Depuis quelques dizaines d’années, les émissions de NH3 liées à la production animale ont beaucoup augmenté à l’échelle mondiale, et elles semblent nuire à la végétation, particulièrement à proximité des installations d’élevage intensif. Nous avons étudié l’effet du dépôt de NH3 sur le sol et sur deux espèces fourragères, l’agropyre à crête (Agropyron cristatum (L.) Gaertn.) et la phléole des prés (Phleum pratense L.), durant trois années, près d’un grand parc d’engraissement du sud de l’Alberta, au Canada. Le taux de dépôt de NH3 était élevé (104 kg N ha-1 an-1) en bordure du parc et diminuait de 53 % à une distance de 700 m dans la direction du vent. La plus grande partie du NH3 déposé s’accumulait dans la couche superficielle du sol (0-5 cm) et y provoquait une augmentation des concentrations de NH4+, de NO3- et d’azote total (NT). Nous avons également observé une augmentation significative des concentrations de NO3- et de NT dans la végétation et les racines jusqu’à une distance de 20 m dans la direction du vent à partir du parc d’engraissement. La biomasse foliaire et racinaire d’agropyre était plus élevée à 20, 50 et 100 m dans cette direction qu’aux points situés à une plus grande distance du parc.

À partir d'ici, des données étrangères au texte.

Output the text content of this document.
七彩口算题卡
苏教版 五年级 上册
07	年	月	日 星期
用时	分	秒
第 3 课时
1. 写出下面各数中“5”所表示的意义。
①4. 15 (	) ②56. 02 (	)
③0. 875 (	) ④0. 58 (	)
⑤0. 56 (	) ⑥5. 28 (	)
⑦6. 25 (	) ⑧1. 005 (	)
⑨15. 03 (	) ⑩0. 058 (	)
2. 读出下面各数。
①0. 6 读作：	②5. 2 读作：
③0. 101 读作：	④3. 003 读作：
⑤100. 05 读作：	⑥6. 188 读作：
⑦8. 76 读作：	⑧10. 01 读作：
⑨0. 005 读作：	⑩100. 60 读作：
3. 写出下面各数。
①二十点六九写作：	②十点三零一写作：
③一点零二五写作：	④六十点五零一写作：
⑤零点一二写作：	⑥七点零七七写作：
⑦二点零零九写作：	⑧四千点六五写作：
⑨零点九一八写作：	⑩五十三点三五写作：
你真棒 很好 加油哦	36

Aux diverses distances dans la direction du vent (mais non immédiatement en bordure du parc), la biomasse foliaire et racinaire d’agropyre présentait une relation positive avec le dépôt de NH3, tandis que la biomasse de phléole ne présentait pas une telle relation. Chez les deux espèces, la croissance des racines était significativement réduite en bordure du parc. De même, chez les deux espèces, les feuilles ont subi des dommages plus graves en bordure du parc qu’à toute autre distance dans la direction du vent. Notre étude indique que la plupart des dommages causés aux plantes sont survenus en bordure du parc d’engraissement et que le dépôt de NH3 atmosphérique pourrait même être bénéfique à une plus grande distance dans la direction du vent. Cependant, dans les recommandations de fertilisation, il faudrait tenir compte du dépôt de N à proximité des parcs, afin de réduire les coûts en engrais et de prévenir un rejet excessif d’azote dans l’environnement.